The “Summary” That Wasn’t

Remember that letter from eight days ago? Emphasis mine:

On Friday, the Special Counsel submitted to me a “confidential report explaining the prosecution or declination decisions” he has reached, as required by 28 C.F.R. $ 600.8(c). This report is entitled “Report on the Investigation into Russian Interference in the 2016 Presidential Election.” Although my review is ongoing, I believe that it is in the public interest to describe the report and to summarize the principal conclusions reached by the Special Counsel and the results of his investigation.

This prompted a lot of discussion of Barr’s memo; follow that New York Times link, and the headline declares it a summary. CNN called it a summary too, as did the Washington Post, Vox, The Atlantic, Business Insider, the CBC, and so on. Three days ago, or five days after he released his first memo, Barr released a second.

Also, I am aware of some media reports and other public statements mischaracterizing my March 24, 2019 supplemental notification as a “summary” of the Special Counsel’s investigation and report. For example, Chairman Nadler’s March 25 letter refers to my supplemental notification as a “four-page summary of the Special Counsel’s review.” My March 24 letter was not, and did not purport to be, an exhaustive recounting of the Special Counsel’s investigation or report. I do not believe it would be in the public’s interest for me to attempt to summarize the full report or to release it in serial or piecemeal fashion.
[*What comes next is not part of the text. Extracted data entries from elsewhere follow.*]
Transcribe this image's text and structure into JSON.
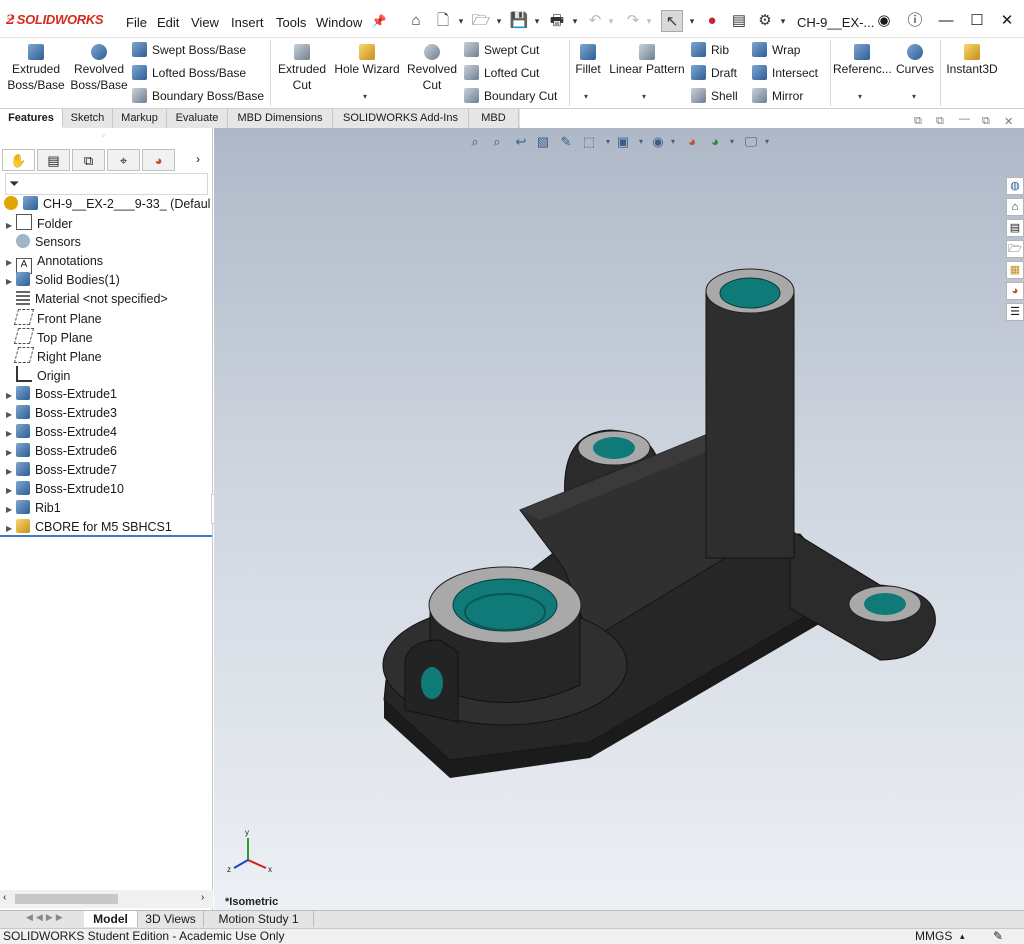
{
  "app": {
    "logo_text": "SOLIDWORKS",
    "brand_color": "#d52b1e"
  },
  "menu": [
    "File",
    "Edit",
    "View",
    "Insert",
    "Tools",
    "Window"
  ],
  "document_title": "CH-9__EX-...",
  "ribbon": {
    "extruded_boss": "Extruded\nBoss/Base",
    "revolved_boss": "Revolved\nBoss/Base",
    "swept_boss": "Swept Boss/Base",
    "lofted_boss": "Lofted Boss/Base",
    "boundary_boss": "Boundary Boss/Base",
    "extruded_cut": "Extruded\nCut",
    "hole_wizard": "Hole Wizard",
    "revolved_cut": "Revolved\nCut",
    "swept_cut": "Swept Cut",
    "lofted_cut": "Lofted Cut",
    "boundary_cut": "Boundary Cut",
    "fillet": "Fillet",
    "linear_pattern": "Linear Pattern",
    "rib": "Rib",
    "draft": "Draft",
    "shell": "Shell",
    "wrap": "Wrap",
    "intersect": "Intersect",
    "mirror": "Mirror",
    "reference": "Referenc...",
    "curves": "Curves",
    "instant3d": "Instant3D"
  },
  "tabs": [
    "Features",
    "Sketch",
    "Markup",
    "Evaluate",
    "MBD Dimensions",
    "SOLIDWORKS Add-Ins",
    "MBD"
  ],
  "tree": {
    "root": "CH-9__EX-2___9-33_ (Defaul",
    "items": [
      "Folder",
      "Sensors",
      "Annotations",
      "Solid Bodies(1)",
      "Material <not specified>",
      "Front Plane",
      "Top Plane",
      "Right Plane",
      "Origin",
      "Boss-Extrude1",
      "Boss-Extrude3",
      "Boss-Extrude4",
      "Boss-Extrude6",
      "Boss-Extrude7",
      "Boss-Extrude10",
      "Rib1",
      "CBORE for M5 SBHCS1"
    ]
  },
  "view_label": "*Isometric",
  "bottom_tabs": [
    "Model",
    "3D Views",
    "Motion Study 1"
  ],
  "status": {
    "edition": "SOLIDWORKS Student Edition - Academic Use Only",
    "units": "MMGS"
  },
  "colors": {
    "part_body": "#2b2b2b",
    "hole_teal": "#0f7a78",
    "face_gray": "#a9a9a9"
  },
  "axis": {
    "x": "x",
    "y": "y",
    "z": "z"
  }
}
Wait, so that original memo wasn’t a summary? Then what was it?

… an exhaustive recounting of the Special Counsel’s investigation or report. As my letter made clear, my notification to Congress and the public provided, pending release of the report, a summary of its “principal conclusions”—that is, its bottom line.
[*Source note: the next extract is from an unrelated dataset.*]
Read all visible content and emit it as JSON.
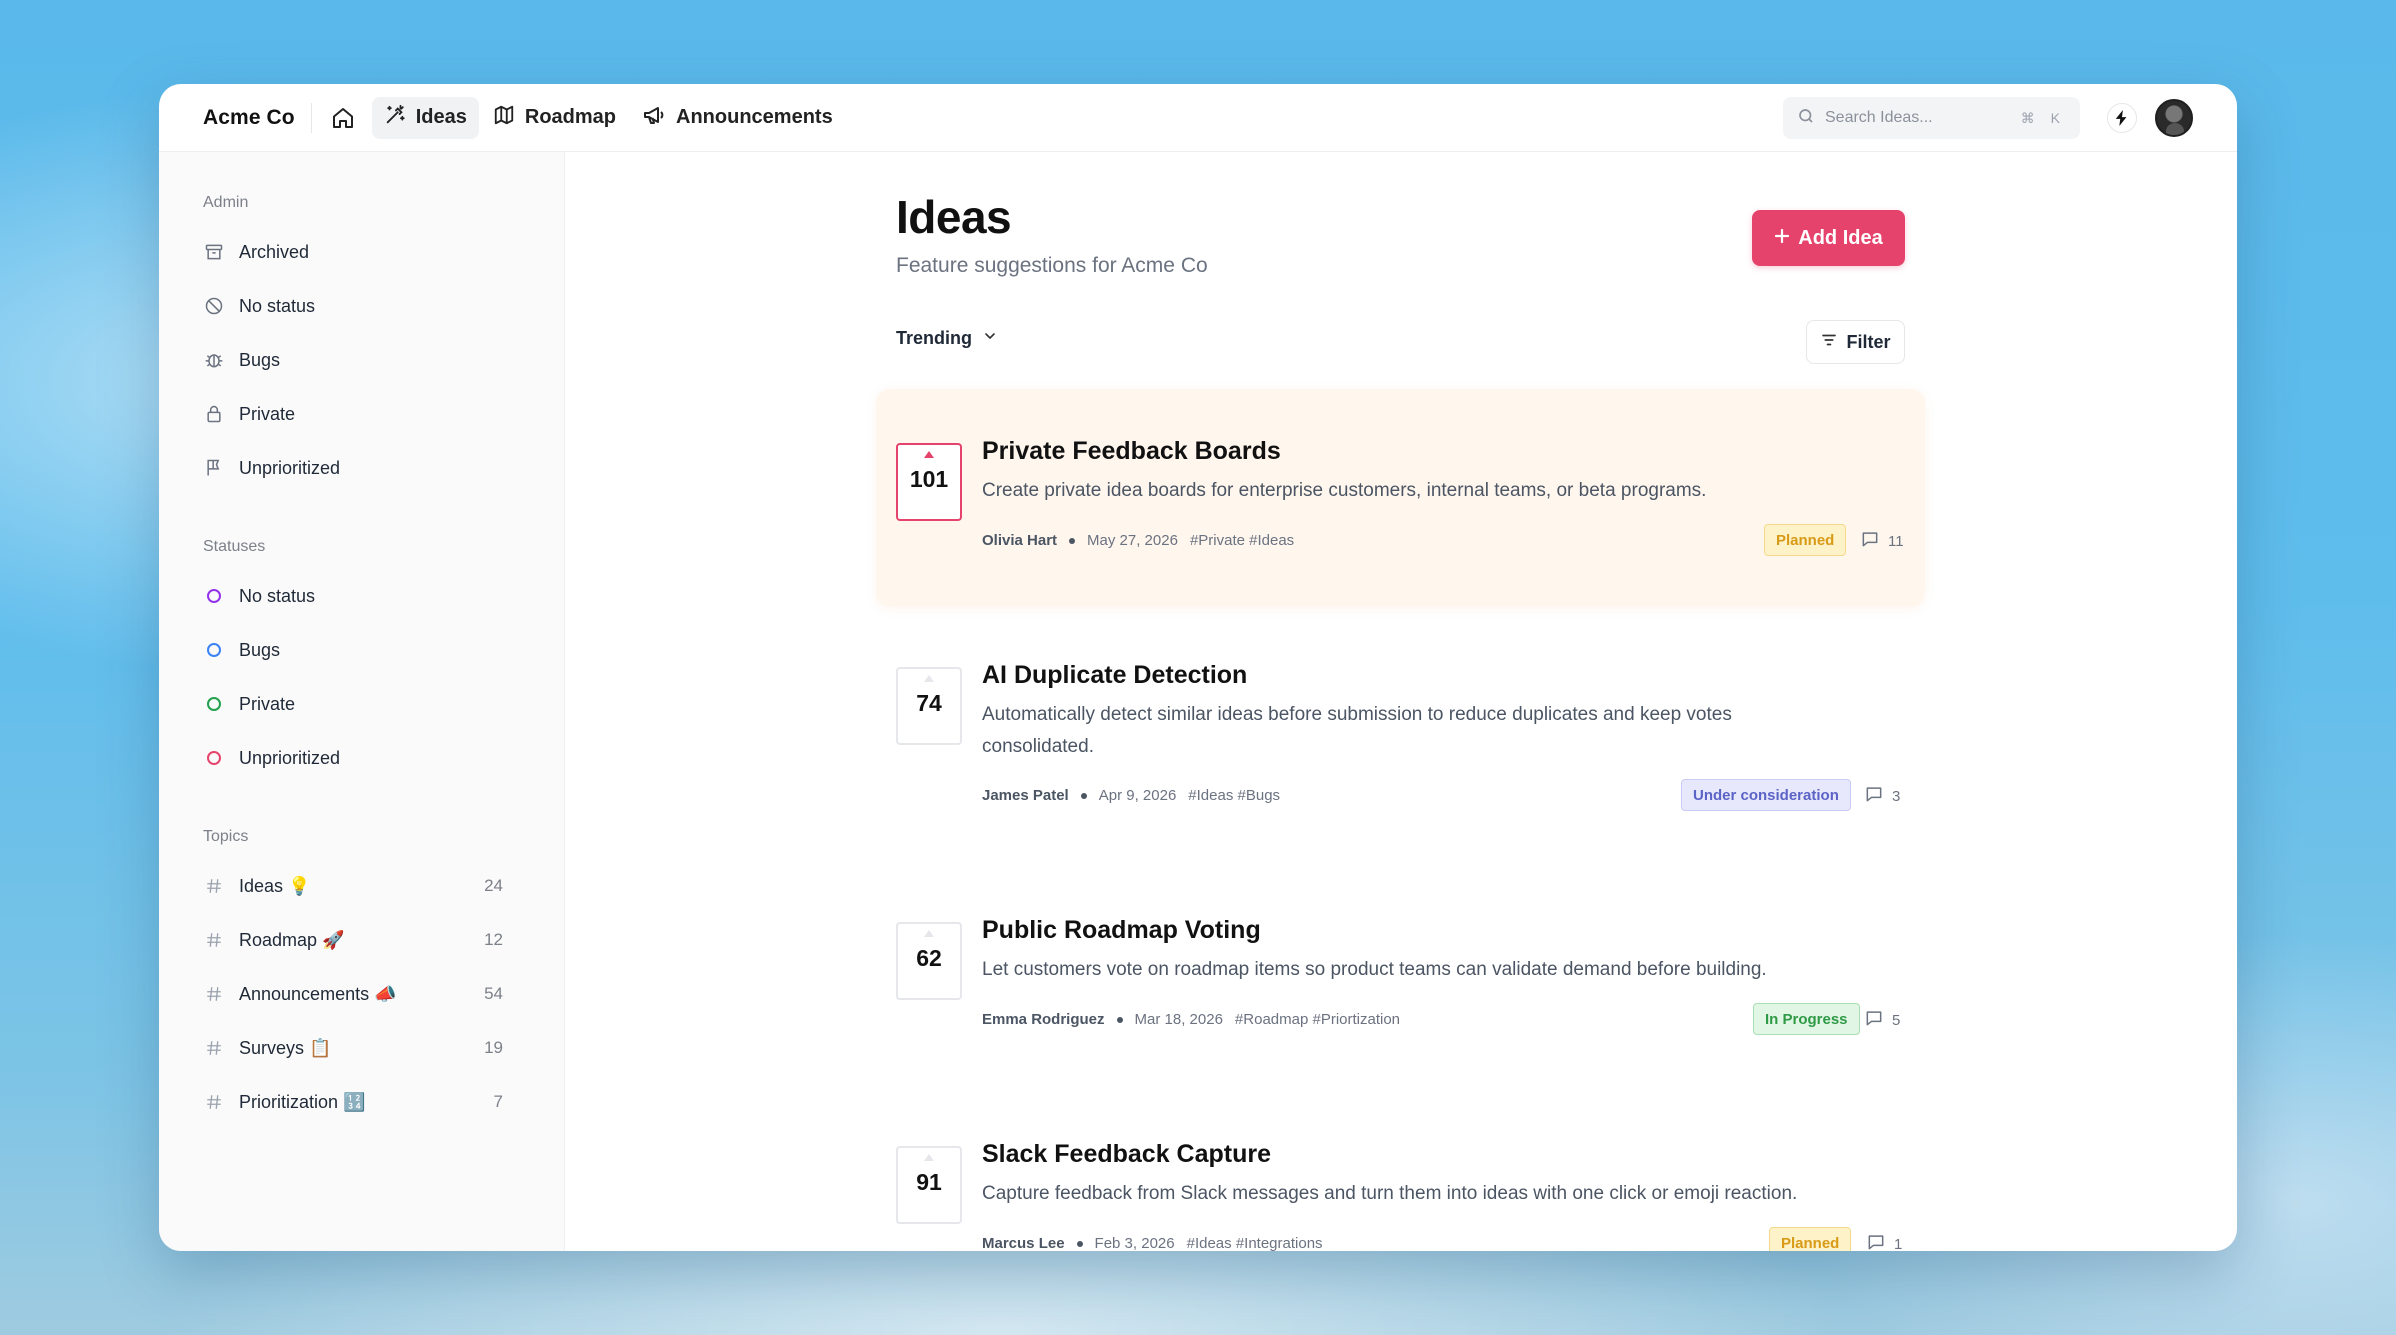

Any reasonable person would treat “summary” and “summarize its principle conclusions” as synonymous, and conclude Barr was releasing a summary. Barr is trying to pull a Bill Clinton and push a specific interpretation of specific words that’s at odds with their general understanding. As a lawyer, he almost certainly chose those words deliberately and with that intent.
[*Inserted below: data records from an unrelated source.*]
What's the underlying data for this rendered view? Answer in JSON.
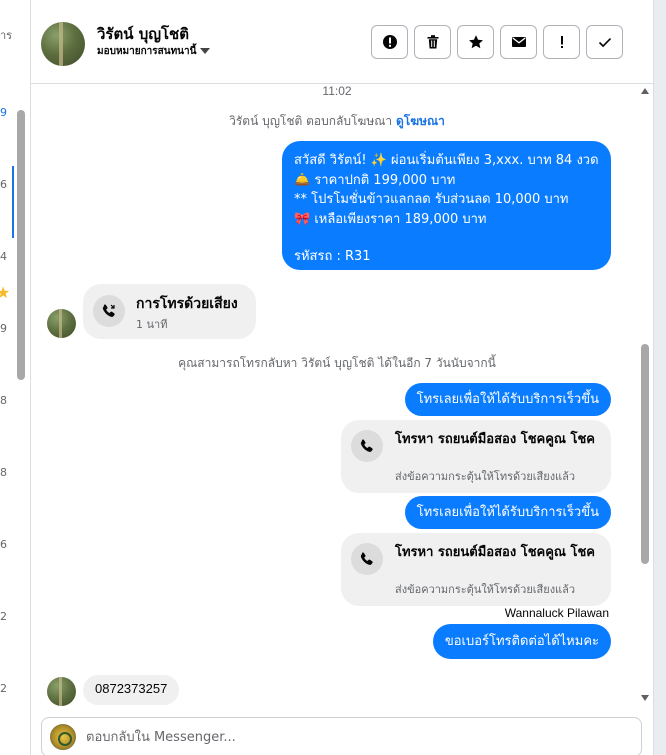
{
  "sidebar_fragments": [
    "าร",
    "9",
    "6",
    "4",
    "9",
    "8",
    "8",
    "6",
    "2",
    "2"
  ],
  "header": {
    "name": "วิรัตน์ บุญโชติ",
    "assign_label": "มอบหมายการสนทนานี้"
  },
  "toolbar": {
    "buttons": [
      "report-icon",
      "trash-icon",
      "star-icon",
      "mail-icon",
      "exclamation-icon",
      "check-icon"
    ]
  },
  "chat": {
    "timestamp": "11:02",
    "ad_reply_text": "วิรัตน์ บุญโชติ ตอบกลับโฆษณา",
    "ad_reply_link": "ดูโฆษณา",
    "promo_lines": [
      "สวัสดี วิรัตน์! ✨  ผ่อนเริ่มต้นเพียง 3,xxx. บาท 84 งวด",
      "🛎️ ราคาปกติ 199,000 บาท",
      "** โปรโมชั่นข้าวแลกลด รับส่วนลด 10,000 บาท",
      "🎀  เหลือเพียงราคา 189,000 บาท",
      "",
      "รหัสรถ : R31"
    ],
    "voice_call": {
      "title": "การโทรด้วยเสียง",
      "duration": "1 นาที"
    },
    "callback_notice": "คุณสามารถโทรกลับหา วิรัตน์ บุญโชติ ได้ในอีก 7 วันนับจากนี้",
    "call_prompt_1": "โทรเลยเพื่อให้ได้รับบริการเร็วขึ้น",
    "call_card_1": {
      "title": "โทรหา รถยนต์มือสอง โชคคูณ โชค",
      "sub": "ส่งข้อความกระตุ้นให้โทรด้วยเสียงแล้ว"
    },
    "call_prompt_2": "โทรเลยเพื่อให้ได้รับบริการเร็วขึ้น",
    "call_card_2": {
      "title": "โทรหา รถยนต์มือสอง โชคคูณ โชค",
      "sub": "ส่งข้อความกระตุ้นให้โทรด้วยเสียงแล้ว"
    },
    "sender_name": "Wannaluck Pilawan",
    "ask_phone": "ขอเบอร์โทรติดต่อได้ไหมคะ",
    "customer_phone": "0872373257"
  },
  "composer": {
    "placeholder": "ตอบกลับใน Messenger..."
  },
  "colors": {
    "accent": "#0a7cff",
    "link": "#1b74e4"
  }
}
That’s barely the start of what was wrong with Barr’s original memo.

Former federal prosecutor Renato Mariotti observes that “he is likely pushing back because calling it a ‘summary’ suggests that the letter accurately summarizes the entire report, and it does not do so.” Moreover, by hiding even the length of the report in the first letter, Barr helped President Trump perpetuate the assertion that Mueller hadn’t found much of anything. If it took almost 400 pages to lay out his findings, we can bet there’s plenty of interest to the American people.

Other Justice Department veterans agree that Barr is playing defense. “I think he’s clearly a bit stung by the criticism he’s gotten this week, and this letter was his attempt to look like he is committed to transparency without actually making any new commitments,” says former Justice Department spokesman Matt Miller.

Note the timing as well: Barr’s first memo was released two days after he announced he had the SCO report, when the media was desperate for any scraps and would eagerly blast them to the public. His second memo was released on a Friday night, when the media was less likely to notice and report on it, and long after everyone had already called the first memo a summary.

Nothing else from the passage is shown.